03:44 En étant femme, j'ai grandi dans des quartiers.
03:46 Je suis d'origine maghrébine.
03:47 On est complètement dans l'intersectionnalité.
03:50 Vraiment, je cumule les choses.
03:54 Et du coup, on doit faire deux fois, trois fois, quatre fois plus que les autres.
03:58 Et c'est pas grave, parce qu'après, on devient des perfectionnistes.
04:01 Et c'est là où, moi, je pense qu'il y a un double message dans la série.
04:06 J'ai été maman en même temps que je produisais ma série.
04:11 J'ai réalisé, je joue dedans et je montre à des femmes
04:14 croyant en vos rêves.
04:16 Je viens d'Anderlecht et je me retrouve sur une série Netflix
04:19 qui va être diffusée dans 186 pays.
04:23 Donc, tout est possible. Sky is the limit.
04:25 Mais c'est génial.
04:32 C'est justement pour ça qu'on existe.
04:34 Il y a tout à faire.
04:35 Les gens...
04:37 Il y a des personnes qui ont encore énormément de préjugés.
04:40 Il y a encore énormément de gens qui n'ont pas encore vu
04:43 de femmes issues des minorités porter un casting.
04:46 On porte le casting.
04:48 Des femmes qu'on voit peu et qui vont vous transcender
04:51 et dans lesquelles vous allez vous reconnaître.

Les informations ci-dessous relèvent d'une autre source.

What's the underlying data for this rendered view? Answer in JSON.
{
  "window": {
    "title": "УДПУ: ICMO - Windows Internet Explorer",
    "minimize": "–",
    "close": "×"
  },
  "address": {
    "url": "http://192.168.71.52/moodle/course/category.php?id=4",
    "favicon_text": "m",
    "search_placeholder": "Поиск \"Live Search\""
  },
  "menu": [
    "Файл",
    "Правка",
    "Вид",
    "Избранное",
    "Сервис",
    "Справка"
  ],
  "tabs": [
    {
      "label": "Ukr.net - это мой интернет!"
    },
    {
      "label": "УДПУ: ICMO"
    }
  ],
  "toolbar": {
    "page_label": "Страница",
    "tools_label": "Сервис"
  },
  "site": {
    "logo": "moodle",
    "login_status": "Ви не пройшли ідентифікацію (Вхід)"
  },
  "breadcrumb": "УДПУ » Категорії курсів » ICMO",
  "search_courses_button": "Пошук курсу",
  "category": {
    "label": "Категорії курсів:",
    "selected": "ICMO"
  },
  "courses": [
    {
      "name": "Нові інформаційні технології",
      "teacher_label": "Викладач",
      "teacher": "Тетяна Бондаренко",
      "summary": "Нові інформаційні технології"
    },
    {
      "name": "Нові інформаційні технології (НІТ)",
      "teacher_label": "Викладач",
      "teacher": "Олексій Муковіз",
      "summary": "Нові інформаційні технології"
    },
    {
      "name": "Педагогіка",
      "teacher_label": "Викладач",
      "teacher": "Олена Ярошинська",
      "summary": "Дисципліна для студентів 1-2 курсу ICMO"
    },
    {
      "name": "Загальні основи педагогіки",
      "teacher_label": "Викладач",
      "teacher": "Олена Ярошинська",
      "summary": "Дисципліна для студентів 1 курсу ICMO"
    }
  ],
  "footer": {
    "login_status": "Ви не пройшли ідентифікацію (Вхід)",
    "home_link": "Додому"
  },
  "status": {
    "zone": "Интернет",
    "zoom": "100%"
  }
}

04:53 Et pourtant, elles n'ont pas la même couleur de peau que vous.
04:54 Elles ne viennent pas de la même ville que vous,
04:56 mais elles vivent les mêmes choses que vous.
04:58 Et c'est ça, la puissance de la fiction.
05:00 Ces tweets-là, forcément, je les ai vus passer.
05:02 Et je me suis dit, en 2023, c'est génial.
05:06 Ça démontre que ma série, encore plus que jamais, doit exister.